Eject responses from the cache

Responses from node-fetch-cache have an ejectFromCache() method that can be used to eject the response from the cache, so that the next request will perform a true HTTP request rather than returning a cached response. This may be useful for more advanced use cases where you want to dynamically remove a response from the cache at some later time:

import fetch from 'node-fetch-cache';

const response = await fetch('http://google.com');

// Your code...

await response.ejectFromCache();

Request Synchronization Strategy

You might wonder if making the same request many times simultaneously might result in many concurrent HTTP requests as they all miss the cache at the same time. For example:

import fetch from 'node-fetch-cache';

const responses = await Promise.all(
  Array(100).fill().map(() => fetch('https://google.com')),
);

const fromCache = responses.filter(r => r.returnedFromCache);
console.log('Number of responses served from the cache:', fromCache.length);

This depends on the request synchronization strategy used. By default, if you're using MemoryCache, or you're using FileSystemCache and not sharing the cache among multiple processes, then the answer is no. Only one HTTP request will be made and the other 99 requests will read the response from the cache. This is thanks to the default LockoSynchronizationStrategy which provides efficient in-process synchronization.

You can provide your own synchronization strategy and you may wish to do so if you need to synchronize requests among multiple processes (potentially across multiple physical hosts). A custom synchronization strategy should implement the ISynchronizationStrategy interface:

type ISynchronizationStrategy = {
  doWithExclusiveLock<TReturnType>(
    key: string,
    action: () => Promise<TReturnType>,
  ): Promise<TReturnType>;
};

And it should ensure that for any given key, actions are queued and are not executed in parallel.

You can provide a custom synchronization strategy the same way you provide other options:

const fetch = NodeFetchCache.create({
  cache: new FileSystemCache(options),
  synchronizationStrategy: new MySynchronizationStrategy(),
});

Misc

Streams

node-fetch-cache does not support Stream request bodies, except for fs.ReadStream. And when using fs.ReadStream, the cache key is generated based only on the path of the stream, not its content. That means if you stream /my/desktop/image.png twice, you will get a cached response the second time, even if the content of image.png has changed.
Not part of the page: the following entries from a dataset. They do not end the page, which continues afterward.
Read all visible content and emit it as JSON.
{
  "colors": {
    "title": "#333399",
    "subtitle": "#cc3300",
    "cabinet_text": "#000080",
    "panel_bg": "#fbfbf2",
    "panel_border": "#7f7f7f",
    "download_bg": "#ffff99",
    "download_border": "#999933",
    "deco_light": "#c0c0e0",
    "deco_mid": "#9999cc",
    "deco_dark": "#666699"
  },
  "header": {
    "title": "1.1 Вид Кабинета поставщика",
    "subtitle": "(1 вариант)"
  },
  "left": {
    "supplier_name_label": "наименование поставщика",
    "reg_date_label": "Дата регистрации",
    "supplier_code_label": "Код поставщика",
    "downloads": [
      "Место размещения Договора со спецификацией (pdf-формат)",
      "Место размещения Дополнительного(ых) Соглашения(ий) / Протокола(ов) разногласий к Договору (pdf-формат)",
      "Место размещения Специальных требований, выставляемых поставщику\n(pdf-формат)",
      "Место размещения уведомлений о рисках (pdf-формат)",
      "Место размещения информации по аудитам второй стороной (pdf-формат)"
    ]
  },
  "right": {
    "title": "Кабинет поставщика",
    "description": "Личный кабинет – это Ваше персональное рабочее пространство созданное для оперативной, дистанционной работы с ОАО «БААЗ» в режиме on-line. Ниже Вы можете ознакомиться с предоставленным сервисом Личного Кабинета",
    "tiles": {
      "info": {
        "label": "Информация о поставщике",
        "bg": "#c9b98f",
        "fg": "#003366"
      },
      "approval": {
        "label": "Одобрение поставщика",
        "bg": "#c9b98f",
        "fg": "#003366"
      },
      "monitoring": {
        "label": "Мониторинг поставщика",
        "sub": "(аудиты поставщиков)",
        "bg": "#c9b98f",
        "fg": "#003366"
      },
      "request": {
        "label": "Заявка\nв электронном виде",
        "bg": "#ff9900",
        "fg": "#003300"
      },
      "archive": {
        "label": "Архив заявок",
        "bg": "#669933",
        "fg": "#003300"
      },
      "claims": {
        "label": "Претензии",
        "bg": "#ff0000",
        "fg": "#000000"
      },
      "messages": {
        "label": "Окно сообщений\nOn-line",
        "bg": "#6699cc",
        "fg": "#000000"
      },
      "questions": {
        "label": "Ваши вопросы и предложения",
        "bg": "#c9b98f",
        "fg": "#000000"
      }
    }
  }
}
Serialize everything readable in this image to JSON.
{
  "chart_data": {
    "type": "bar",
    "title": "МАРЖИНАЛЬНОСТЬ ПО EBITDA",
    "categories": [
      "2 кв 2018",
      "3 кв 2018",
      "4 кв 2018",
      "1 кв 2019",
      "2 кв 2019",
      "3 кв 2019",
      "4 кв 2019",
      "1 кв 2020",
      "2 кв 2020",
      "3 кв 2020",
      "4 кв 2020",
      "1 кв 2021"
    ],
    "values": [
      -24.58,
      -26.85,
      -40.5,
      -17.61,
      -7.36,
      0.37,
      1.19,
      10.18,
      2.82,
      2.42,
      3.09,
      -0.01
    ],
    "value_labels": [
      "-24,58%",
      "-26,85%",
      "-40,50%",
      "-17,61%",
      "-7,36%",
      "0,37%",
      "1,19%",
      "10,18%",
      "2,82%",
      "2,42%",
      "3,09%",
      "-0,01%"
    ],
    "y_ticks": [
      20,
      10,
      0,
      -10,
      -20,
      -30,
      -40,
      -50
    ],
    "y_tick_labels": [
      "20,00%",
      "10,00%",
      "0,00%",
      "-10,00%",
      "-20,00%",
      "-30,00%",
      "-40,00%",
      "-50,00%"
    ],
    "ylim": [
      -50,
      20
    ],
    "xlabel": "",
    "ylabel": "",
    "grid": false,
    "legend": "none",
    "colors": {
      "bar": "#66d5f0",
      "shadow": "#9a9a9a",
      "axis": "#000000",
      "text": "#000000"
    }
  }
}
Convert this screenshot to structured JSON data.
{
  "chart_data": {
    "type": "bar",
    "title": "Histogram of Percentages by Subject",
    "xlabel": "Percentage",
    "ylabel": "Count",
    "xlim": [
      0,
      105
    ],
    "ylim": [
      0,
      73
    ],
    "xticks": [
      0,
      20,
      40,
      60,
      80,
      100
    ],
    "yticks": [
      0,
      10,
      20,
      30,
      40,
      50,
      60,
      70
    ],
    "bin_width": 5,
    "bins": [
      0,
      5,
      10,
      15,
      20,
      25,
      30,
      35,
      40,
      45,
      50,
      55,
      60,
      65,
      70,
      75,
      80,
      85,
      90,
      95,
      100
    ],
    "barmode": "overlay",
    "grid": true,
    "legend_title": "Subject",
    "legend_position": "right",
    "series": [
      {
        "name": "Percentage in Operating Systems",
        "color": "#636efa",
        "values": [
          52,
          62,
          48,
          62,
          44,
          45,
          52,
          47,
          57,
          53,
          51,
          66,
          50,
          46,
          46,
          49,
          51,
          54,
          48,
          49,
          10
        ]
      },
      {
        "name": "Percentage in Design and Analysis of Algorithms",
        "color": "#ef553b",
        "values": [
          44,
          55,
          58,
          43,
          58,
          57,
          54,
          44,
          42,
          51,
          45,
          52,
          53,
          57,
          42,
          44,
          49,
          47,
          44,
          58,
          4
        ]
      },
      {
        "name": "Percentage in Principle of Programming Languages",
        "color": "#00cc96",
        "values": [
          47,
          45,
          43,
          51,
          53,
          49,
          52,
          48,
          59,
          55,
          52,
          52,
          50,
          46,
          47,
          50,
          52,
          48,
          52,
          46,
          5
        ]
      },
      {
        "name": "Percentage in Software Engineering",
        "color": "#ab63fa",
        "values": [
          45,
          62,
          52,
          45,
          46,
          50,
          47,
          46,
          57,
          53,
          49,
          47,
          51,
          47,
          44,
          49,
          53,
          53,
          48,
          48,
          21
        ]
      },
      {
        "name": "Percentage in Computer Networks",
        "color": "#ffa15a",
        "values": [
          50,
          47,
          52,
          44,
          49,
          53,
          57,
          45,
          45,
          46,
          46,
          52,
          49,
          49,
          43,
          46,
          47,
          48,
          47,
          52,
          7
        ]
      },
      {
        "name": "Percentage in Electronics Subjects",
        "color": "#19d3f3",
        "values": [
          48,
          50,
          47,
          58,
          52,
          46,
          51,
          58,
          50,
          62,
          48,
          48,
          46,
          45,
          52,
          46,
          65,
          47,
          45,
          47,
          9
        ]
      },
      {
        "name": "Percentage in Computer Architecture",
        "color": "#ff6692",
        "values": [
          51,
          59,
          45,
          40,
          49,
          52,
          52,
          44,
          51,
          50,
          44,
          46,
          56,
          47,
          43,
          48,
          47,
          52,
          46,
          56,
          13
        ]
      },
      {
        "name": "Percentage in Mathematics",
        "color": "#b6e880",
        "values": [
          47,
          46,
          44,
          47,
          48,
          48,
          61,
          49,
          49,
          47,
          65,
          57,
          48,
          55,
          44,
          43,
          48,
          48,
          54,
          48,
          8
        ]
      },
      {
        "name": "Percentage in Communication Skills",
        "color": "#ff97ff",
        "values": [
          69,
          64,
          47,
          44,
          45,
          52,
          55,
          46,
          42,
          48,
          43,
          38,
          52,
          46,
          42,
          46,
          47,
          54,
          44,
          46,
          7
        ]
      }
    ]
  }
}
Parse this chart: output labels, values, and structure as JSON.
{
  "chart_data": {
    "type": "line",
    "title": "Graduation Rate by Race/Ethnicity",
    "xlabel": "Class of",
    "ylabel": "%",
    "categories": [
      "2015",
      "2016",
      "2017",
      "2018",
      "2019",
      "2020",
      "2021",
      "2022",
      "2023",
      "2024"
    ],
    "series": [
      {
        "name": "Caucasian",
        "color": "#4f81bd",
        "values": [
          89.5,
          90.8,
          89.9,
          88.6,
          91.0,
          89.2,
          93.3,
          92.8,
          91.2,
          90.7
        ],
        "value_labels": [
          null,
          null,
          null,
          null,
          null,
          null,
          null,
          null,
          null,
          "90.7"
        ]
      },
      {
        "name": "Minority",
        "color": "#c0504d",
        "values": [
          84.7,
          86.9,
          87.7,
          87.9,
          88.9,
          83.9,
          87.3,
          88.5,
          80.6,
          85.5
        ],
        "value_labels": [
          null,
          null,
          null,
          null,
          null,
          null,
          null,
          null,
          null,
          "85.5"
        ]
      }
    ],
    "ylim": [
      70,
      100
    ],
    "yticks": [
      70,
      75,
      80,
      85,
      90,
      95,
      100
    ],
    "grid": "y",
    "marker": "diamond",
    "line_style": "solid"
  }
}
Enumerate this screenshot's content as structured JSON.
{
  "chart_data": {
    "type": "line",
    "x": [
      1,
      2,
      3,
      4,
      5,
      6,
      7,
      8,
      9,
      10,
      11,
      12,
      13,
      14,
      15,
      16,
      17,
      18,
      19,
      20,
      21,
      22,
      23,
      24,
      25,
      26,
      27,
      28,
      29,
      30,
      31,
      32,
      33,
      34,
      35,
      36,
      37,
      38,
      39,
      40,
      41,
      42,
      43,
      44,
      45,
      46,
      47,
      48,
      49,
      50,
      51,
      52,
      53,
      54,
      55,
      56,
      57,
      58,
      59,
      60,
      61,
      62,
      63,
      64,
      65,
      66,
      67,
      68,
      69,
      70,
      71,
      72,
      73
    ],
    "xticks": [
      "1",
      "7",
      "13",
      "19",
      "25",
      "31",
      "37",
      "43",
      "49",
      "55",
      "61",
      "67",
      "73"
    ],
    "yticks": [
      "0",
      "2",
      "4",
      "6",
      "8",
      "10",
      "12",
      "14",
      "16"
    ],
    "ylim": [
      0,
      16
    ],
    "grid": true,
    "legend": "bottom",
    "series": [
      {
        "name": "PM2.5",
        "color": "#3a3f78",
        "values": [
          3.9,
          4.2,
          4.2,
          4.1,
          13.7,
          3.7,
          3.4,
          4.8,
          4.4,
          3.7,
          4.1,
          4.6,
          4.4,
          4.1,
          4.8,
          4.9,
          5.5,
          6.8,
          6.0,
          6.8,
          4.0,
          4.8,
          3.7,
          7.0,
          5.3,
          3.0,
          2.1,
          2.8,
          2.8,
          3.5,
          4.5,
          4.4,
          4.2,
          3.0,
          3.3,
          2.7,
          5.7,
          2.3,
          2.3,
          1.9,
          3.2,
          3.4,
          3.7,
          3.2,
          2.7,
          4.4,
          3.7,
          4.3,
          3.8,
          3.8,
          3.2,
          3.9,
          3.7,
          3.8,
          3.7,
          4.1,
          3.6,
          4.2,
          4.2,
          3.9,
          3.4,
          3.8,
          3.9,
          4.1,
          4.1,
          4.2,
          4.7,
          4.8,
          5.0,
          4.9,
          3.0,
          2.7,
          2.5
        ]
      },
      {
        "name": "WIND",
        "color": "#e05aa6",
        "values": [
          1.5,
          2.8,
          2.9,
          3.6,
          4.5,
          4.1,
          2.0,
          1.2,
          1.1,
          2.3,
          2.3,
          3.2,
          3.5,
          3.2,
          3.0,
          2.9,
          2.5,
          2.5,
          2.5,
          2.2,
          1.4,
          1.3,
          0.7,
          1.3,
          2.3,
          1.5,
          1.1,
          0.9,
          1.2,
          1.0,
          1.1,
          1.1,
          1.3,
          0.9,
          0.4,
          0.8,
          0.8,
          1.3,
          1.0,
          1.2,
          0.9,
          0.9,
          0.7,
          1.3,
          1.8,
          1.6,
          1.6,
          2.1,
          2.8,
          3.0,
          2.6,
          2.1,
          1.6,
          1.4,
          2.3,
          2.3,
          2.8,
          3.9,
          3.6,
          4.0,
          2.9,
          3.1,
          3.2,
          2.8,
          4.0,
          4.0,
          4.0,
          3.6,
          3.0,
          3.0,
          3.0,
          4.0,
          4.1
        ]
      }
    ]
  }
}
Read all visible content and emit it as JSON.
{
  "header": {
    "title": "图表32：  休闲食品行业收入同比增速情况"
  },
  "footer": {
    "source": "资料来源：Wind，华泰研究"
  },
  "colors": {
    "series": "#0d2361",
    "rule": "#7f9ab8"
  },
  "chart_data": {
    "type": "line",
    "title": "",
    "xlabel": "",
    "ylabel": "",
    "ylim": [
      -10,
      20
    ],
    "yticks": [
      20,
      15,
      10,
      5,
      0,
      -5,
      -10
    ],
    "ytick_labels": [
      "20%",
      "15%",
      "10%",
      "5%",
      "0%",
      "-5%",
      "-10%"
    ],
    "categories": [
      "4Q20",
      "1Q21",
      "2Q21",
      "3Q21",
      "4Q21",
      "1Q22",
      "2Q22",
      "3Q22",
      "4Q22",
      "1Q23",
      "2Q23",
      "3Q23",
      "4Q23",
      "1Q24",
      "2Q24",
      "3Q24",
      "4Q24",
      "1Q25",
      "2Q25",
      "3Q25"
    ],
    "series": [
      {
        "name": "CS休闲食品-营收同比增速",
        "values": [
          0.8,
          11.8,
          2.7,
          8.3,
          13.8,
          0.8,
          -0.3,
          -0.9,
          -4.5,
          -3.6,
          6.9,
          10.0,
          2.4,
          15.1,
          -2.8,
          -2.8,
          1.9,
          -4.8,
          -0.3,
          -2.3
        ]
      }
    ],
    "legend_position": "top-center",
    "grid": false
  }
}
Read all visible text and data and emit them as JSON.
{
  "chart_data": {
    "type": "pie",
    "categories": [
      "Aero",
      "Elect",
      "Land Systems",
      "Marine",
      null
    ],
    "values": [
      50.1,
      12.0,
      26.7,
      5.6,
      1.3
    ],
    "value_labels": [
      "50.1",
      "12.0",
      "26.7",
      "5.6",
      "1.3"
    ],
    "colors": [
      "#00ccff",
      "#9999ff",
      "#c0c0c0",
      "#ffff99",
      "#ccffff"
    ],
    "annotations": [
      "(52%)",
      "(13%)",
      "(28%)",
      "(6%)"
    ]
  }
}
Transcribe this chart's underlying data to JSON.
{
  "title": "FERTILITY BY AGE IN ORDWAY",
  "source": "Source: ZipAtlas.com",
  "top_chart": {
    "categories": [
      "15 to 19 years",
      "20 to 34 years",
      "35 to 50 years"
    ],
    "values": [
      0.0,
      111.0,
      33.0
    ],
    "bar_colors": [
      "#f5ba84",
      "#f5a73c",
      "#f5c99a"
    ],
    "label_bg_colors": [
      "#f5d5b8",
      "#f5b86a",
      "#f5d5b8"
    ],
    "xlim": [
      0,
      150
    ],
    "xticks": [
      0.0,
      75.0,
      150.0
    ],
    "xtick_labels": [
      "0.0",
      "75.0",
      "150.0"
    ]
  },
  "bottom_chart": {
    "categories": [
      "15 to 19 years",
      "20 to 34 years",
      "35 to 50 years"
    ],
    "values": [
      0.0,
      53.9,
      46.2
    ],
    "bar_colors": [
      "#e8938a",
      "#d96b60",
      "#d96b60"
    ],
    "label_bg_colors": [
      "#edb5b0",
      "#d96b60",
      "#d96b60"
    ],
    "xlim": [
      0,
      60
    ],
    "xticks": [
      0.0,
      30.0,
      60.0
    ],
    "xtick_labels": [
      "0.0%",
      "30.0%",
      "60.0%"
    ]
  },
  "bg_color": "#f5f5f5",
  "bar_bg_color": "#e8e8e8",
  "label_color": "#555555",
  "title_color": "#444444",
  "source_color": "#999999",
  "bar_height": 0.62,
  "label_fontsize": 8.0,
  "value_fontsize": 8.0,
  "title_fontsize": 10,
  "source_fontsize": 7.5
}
Streams don't quite play nice with the concept of caching based on request characteristics, because we would have to read the stream to the end to find out what's in it and hash it into a proper cache key.

CommonJS

node-fetch-cache supports both ESM and CommonJS. If you are using CommonJS, you can import it like so:

const fetch = require('node-fetch-cache');

Upgrading

Upgrading from an older major version? Check the upgrade guide.

Node.js Support Policy

node-fetch-cache will support:

  • The current Node.js version
  • All non-EOL LTS Node.js versions
  • In addition, as far back as is technically easy

Currently the oldest supported Node.js version is v18.19.0.

Automated tests will be run on the current Node.js version, the oldest supported Node.js version, and the latest release of all even-numbered Node.js versions between those two.

Bugs / Help / Feature Requests / Contributing

For feature requests or help, please visit the discussions page on GitHub.

For bug reports, please file an issue on the issues page on GitHub.

Contributions welcome! Please open a pull request on GitHub with your changes. You can run them by me first on the discussions page if you'd like. Please add tests for any changes.

To run the tests, first start an httpbin and Redis container:

docker run -p 3000:80 -d kennethreitz/httpbin
docker run -p 6379:6379 -d redis

Then npm test.